Панчо напоминал ему Будду. Такое же веселое, блаженное лицо и выпирающий из расстегнутой рубахи живот.
Бар был как никогда полон. Жители собрались обсудить шторм, развеять волнения и порадоваться, что все обошлось, и никто не пострадал, за исключением фургона, на который свалилась большая пальма, и нескольких домов, где разрушилась крыша. Пахло промокшим деревом, четыре пары танцевали, укутанные плавающими облаками дыма.

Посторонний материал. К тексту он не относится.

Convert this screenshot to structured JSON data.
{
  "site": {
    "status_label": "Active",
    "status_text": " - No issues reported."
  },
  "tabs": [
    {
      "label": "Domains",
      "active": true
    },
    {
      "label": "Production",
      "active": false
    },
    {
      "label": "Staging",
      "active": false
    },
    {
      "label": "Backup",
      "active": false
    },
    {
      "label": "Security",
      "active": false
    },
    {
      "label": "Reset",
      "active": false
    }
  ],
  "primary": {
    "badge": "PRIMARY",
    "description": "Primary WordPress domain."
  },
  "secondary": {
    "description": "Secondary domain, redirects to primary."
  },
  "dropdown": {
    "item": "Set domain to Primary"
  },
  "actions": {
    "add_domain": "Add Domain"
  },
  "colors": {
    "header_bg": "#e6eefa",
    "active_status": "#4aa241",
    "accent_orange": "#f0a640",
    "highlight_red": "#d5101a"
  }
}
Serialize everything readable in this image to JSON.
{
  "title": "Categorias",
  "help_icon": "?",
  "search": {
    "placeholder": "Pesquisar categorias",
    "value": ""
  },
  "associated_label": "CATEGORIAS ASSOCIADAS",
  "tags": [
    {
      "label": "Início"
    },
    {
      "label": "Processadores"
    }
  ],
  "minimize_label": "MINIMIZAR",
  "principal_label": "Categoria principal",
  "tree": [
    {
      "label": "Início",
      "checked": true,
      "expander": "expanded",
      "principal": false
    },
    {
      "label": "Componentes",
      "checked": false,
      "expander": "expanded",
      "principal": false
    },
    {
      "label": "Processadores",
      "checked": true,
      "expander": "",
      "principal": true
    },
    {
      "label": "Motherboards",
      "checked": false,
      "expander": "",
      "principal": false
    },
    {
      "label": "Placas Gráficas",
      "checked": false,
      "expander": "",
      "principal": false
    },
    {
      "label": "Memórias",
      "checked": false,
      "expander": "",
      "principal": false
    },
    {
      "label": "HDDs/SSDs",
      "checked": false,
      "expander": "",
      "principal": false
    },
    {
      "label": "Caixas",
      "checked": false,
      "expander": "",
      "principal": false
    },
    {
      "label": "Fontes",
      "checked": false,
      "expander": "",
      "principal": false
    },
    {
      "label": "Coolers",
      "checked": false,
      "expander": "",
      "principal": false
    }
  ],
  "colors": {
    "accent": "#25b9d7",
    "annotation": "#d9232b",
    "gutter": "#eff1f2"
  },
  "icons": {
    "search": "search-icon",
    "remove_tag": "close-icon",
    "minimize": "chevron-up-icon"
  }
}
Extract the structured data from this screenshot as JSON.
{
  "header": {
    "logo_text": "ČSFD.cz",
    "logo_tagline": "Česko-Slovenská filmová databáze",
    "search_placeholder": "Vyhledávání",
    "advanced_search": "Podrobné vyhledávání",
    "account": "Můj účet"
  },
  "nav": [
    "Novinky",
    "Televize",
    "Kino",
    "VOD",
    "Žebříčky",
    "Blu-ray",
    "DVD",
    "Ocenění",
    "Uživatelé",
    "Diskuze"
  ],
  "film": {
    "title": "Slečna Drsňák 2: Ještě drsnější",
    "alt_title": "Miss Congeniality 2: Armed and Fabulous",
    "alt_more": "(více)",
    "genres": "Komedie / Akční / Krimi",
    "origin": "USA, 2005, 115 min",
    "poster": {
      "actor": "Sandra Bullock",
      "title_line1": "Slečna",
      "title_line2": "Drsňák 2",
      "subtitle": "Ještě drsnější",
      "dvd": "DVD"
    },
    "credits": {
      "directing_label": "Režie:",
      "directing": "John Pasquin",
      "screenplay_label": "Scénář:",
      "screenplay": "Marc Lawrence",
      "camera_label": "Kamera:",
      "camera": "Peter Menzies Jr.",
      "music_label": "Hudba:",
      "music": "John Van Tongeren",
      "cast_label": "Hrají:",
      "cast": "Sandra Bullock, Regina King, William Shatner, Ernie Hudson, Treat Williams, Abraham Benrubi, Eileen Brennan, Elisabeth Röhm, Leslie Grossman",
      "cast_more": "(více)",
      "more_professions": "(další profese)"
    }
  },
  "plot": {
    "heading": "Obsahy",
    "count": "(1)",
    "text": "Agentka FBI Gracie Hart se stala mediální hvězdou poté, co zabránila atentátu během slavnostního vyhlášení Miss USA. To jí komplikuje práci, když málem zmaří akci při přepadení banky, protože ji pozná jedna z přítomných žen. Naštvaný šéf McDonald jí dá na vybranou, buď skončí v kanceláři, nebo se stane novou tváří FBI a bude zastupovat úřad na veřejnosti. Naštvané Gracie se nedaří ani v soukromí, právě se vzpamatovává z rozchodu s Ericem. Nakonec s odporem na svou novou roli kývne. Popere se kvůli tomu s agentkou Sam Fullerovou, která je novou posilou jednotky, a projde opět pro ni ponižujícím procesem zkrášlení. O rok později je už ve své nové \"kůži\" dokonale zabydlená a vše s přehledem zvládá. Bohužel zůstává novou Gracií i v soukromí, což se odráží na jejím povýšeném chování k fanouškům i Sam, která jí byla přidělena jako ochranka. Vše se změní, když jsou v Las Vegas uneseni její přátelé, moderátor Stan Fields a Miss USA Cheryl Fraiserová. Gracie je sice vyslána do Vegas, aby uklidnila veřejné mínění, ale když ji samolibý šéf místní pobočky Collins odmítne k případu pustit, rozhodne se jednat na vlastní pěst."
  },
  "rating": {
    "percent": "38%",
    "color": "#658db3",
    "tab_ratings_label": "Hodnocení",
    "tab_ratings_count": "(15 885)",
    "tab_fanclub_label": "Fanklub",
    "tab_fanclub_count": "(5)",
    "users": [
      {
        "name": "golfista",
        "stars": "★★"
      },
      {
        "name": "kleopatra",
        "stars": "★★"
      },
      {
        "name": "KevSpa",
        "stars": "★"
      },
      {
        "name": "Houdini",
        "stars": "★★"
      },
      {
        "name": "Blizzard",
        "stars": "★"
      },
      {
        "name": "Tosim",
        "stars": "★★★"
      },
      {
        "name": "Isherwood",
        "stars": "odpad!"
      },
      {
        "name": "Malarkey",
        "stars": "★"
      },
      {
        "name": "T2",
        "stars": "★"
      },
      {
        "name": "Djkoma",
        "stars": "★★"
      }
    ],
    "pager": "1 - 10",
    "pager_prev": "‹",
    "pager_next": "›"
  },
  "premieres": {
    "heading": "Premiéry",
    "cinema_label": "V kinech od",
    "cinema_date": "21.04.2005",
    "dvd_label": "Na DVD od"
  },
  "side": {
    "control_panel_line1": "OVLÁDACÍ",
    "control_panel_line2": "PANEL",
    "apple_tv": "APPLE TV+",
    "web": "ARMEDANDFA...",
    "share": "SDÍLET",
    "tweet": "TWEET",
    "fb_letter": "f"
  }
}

В воздухе витала радость.
Сегодня музыкант играл особенно вдохновенно, вновь проживая бурю.
И тут, в замедленном ритме он увидел ее. На улице, за окном, в темноте. А может, показалось? Всего один миг. Там, за окном, промелькнула, проплыла белокурая девочка… И исчезла. Наверное, показалось. Что за наваждение!.. Он стремительно бросился к дверям, навалившаяся ночь ослепила. Прислушиваясь, вглядываясь в проступающие очертания, он неуверенно обошел бар и вновь влился в яркое веселье.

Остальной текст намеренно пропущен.